The Caucasus Research Resource Centers program (CRRC) is a network for training, research, support and resource centers. The network was established from 2002 onwards in the capitals of Georgia, Armenia and Azerbaijan, in partnership with the Carnegie Corporation of New York, the Eurasian Partnership Foundation, USAID and local universities.

The CRRC aims to enhance social science and public policy research in the Southern Caucasus region. The program builds a network of scholars, researchers, and practitioners who can improve their research skills and methods, and collaborate with the regional research community. The CRRC’s regional office supports the country-based centers in forming partnerships among regional scholars, policy practitioners, and social science research professionals, as well as with governmental and non-governmental sectors.
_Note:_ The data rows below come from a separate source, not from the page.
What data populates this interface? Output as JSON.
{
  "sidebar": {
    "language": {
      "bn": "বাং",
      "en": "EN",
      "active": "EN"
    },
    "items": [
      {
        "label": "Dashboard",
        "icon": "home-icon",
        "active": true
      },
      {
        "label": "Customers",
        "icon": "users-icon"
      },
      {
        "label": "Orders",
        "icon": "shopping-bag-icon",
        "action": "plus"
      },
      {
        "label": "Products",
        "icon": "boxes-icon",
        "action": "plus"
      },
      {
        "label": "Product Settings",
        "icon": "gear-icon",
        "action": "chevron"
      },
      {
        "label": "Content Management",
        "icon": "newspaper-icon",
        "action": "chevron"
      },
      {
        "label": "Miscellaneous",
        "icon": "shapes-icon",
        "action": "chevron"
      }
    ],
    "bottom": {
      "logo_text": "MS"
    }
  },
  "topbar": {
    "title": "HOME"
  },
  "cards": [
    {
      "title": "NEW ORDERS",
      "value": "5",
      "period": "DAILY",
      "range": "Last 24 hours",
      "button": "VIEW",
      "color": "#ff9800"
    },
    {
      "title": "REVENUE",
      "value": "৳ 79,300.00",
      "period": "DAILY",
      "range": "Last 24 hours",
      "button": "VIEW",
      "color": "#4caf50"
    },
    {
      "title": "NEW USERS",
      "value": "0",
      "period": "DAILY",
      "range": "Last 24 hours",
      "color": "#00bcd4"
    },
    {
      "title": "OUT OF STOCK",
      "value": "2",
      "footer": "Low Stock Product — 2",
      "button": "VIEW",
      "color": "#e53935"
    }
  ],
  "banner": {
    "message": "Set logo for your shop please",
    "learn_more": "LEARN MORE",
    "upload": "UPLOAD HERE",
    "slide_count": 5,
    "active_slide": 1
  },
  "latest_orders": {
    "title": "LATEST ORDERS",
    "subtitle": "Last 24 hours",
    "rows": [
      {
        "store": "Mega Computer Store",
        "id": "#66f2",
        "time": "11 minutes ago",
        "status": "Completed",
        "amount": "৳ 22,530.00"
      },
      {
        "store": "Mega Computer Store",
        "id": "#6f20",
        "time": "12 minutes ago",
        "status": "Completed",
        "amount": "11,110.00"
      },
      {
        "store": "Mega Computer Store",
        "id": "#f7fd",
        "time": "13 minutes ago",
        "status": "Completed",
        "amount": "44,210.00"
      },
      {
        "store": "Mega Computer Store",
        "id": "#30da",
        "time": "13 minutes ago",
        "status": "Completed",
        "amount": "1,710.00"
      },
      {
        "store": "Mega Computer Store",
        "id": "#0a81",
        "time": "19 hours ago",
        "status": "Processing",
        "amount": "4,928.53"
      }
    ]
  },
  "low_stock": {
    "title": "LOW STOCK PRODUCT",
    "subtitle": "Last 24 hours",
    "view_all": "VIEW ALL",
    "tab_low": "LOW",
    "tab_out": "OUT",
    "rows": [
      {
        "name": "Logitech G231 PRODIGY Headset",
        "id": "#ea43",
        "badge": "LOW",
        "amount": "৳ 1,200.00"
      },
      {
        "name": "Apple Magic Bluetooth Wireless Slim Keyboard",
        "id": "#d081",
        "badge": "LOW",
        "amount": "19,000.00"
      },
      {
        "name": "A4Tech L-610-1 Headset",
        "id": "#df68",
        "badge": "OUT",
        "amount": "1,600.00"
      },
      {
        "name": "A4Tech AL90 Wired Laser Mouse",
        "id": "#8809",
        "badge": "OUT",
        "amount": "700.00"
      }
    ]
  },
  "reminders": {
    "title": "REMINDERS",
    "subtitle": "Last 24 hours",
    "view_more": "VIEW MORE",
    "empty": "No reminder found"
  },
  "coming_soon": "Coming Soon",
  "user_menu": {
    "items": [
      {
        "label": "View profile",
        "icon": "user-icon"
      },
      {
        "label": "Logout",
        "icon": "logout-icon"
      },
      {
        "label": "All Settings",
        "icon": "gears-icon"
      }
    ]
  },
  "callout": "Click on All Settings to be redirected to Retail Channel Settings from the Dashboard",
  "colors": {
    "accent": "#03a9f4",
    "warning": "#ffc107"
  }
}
In 2004, CRRC began the largest coordinated data collection effort in the South Caucasus region known as the Caucasus Barometer. The Caucasus Barometer is a regular nationwide survey in Georgia, Armenia and, in previous years, Azerbaijan that covers a wide range of, socioeconomic and political issues in the region. With a sample size of about 6,000 people, the Caucasus Barometer available online to the public on the CRRC’s website. In addition to the Caucasus Barometer, the CRRC conducts multiple other surveys, focus groups, and other research projects in the Southern Caucasus region.

==Fellowship Programs==

The CRRC offers fellowship programs. The Junior Fellowship program was established in 2004 to promote and facilitate first-hand research experience for regional novice researchers within the CRRC team. Fellows also receive rigorous training and contribute to the integration of the South Caucasus region into global academic circles. The Junior Fellowship Program has been in operation in Georgia since 2009, in Azerbaijan since 2011, and in Armenia since 2013. Before 2013, the Armenian office facilitated a long-standing homegrown traditional fellowship program.

==Libraries and computer resources for the public==

Each CRRC center has a library and a computer laboratory. These resources provide the public and researchers with a range of information resources such as textbooks, reference materials, and journals. The computer laboratories provide access to online journals and databases related to social sciences.